Hace un par de días, en la conferencia diaria de la presidenta Sheinbaum se presentó un resumen con los datos globales de un tema muy grave en México, el de las personas desaparecidas. Las cifras son enormes, más de 300 mil personas en los registros del gobierno, de las cuales muchas corresponden a épocas históricas remotas sin vigencia actual, pero respecto de los datos recientes se presentó un panorama que en primer lugar deja en evidencia una voluntad franca para desatorar el tema, haciendo un análisis cuidadoso para enfocar los esfuerzos donde se debe.
Una de las cifras que más llaman la atención es que de 66% de las personas que han sido encontradas, la mayoría no fue objeto de un delito; es decir, son personas que probablemente decidieron ausentarse de su medio social o familiar.
Existe otra proporción importante de reportes que carecen del sustento mínimo indispensable para relacionarlo con una persona concreta, es decir faltan los datos básicos, no hay a quién llamar para corroborar la información de la desaparición, no hay un nombre completo, y muchos otros faltantes que resultan fundamentales para articular una búsqueda.
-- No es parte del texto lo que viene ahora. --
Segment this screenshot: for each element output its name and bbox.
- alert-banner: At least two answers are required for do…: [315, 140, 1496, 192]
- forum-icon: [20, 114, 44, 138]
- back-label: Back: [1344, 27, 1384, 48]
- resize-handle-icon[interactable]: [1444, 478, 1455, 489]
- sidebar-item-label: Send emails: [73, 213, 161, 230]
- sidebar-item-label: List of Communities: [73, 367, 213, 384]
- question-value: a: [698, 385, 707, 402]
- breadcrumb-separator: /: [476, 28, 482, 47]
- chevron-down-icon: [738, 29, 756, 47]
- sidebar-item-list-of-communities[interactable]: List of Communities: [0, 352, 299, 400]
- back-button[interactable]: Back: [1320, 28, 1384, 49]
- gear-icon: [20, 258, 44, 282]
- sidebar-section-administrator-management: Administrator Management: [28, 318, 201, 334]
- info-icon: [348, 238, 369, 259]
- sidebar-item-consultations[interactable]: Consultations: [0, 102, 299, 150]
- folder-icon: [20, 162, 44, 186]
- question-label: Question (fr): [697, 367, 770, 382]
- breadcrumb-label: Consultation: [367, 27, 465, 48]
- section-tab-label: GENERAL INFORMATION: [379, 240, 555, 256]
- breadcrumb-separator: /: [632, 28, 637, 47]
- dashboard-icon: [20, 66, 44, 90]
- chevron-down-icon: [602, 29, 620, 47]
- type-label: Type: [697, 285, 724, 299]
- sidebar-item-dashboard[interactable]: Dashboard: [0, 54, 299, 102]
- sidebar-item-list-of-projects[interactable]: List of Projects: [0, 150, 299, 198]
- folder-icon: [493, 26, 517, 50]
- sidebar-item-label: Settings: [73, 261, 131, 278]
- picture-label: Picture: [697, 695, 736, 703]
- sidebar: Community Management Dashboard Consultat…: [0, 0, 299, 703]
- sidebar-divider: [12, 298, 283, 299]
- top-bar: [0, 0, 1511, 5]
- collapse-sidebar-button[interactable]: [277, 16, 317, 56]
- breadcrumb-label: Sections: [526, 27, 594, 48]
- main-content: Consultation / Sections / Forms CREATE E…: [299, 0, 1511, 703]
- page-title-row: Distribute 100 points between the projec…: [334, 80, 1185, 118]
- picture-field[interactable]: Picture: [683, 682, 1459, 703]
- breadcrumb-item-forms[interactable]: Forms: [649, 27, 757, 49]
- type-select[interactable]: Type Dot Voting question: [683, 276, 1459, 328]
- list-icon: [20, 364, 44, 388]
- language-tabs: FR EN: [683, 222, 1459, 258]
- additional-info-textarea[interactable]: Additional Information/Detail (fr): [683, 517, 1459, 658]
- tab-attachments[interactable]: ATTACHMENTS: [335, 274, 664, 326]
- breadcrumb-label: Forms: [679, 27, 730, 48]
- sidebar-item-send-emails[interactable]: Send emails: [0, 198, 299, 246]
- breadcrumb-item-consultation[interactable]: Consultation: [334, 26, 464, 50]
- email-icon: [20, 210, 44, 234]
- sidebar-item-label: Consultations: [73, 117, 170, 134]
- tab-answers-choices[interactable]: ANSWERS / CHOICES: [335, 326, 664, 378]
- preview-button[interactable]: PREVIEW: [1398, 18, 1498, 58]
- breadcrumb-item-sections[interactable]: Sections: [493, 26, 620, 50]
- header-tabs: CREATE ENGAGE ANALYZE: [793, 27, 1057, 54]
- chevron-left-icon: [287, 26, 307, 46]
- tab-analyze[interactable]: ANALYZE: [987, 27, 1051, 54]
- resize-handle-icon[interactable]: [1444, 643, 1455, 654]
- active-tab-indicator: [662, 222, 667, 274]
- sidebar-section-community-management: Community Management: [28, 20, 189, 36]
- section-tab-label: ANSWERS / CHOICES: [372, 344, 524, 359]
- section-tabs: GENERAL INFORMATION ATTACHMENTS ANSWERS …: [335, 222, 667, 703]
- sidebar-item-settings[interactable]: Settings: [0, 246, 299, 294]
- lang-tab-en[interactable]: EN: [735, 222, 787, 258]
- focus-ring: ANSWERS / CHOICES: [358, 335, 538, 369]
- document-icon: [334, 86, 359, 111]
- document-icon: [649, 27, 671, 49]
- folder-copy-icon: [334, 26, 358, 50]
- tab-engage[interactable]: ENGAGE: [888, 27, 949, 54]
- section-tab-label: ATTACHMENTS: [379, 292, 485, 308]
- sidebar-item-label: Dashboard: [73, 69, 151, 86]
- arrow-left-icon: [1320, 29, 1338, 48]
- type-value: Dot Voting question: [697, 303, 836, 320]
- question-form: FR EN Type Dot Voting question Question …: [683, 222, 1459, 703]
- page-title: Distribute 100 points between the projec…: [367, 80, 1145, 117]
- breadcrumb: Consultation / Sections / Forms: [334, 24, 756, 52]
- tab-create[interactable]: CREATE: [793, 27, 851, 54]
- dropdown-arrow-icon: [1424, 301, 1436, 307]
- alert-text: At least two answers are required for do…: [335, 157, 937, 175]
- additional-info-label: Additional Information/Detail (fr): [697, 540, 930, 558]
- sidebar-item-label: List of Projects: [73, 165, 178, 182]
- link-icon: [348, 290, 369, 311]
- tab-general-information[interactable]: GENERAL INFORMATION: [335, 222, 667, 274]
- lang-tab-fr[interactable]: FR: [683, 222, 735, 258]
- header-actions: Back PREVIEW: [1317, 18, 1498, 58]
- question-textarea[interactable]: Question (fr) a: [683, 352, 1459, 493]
Y, finalmente, hay una tercera parte de los reportes recientes que sí cumplen con los requisitos básicos para buscarlas, pero las procuradurías estatales no tienen una carpeta de investigación.
Si al panorama descrito le sumamos el hecho que ya he mencionado en este espacio respecto de que el Estado mexicano carece de la información básica de quienes conformamos este país, pues resulta imposible suponer que podremos encontrar a todas las personas ausentes, a pesar de que el gobierno articule una estrategia lógica, sensata y con la voluntad política necesaria.
Los hechos ponen de manifiesto la imperiosa y urgente necesidad de un registro nacional de ciudadanía, idealmente a partir de la infancia, y con los datos más importantes para identificar, sin duda, a todas y a todos quienes nacimos y vivimos aquí.
Me parece que las críticas bien intencionadas deben partir del reconocimiento de lo positivo que está aportando este gobierno y del reconocimiento de la necesidad de la CURP biométrica. Sin esa información será imposible que algún día no tengamos ni una sola persona ausente.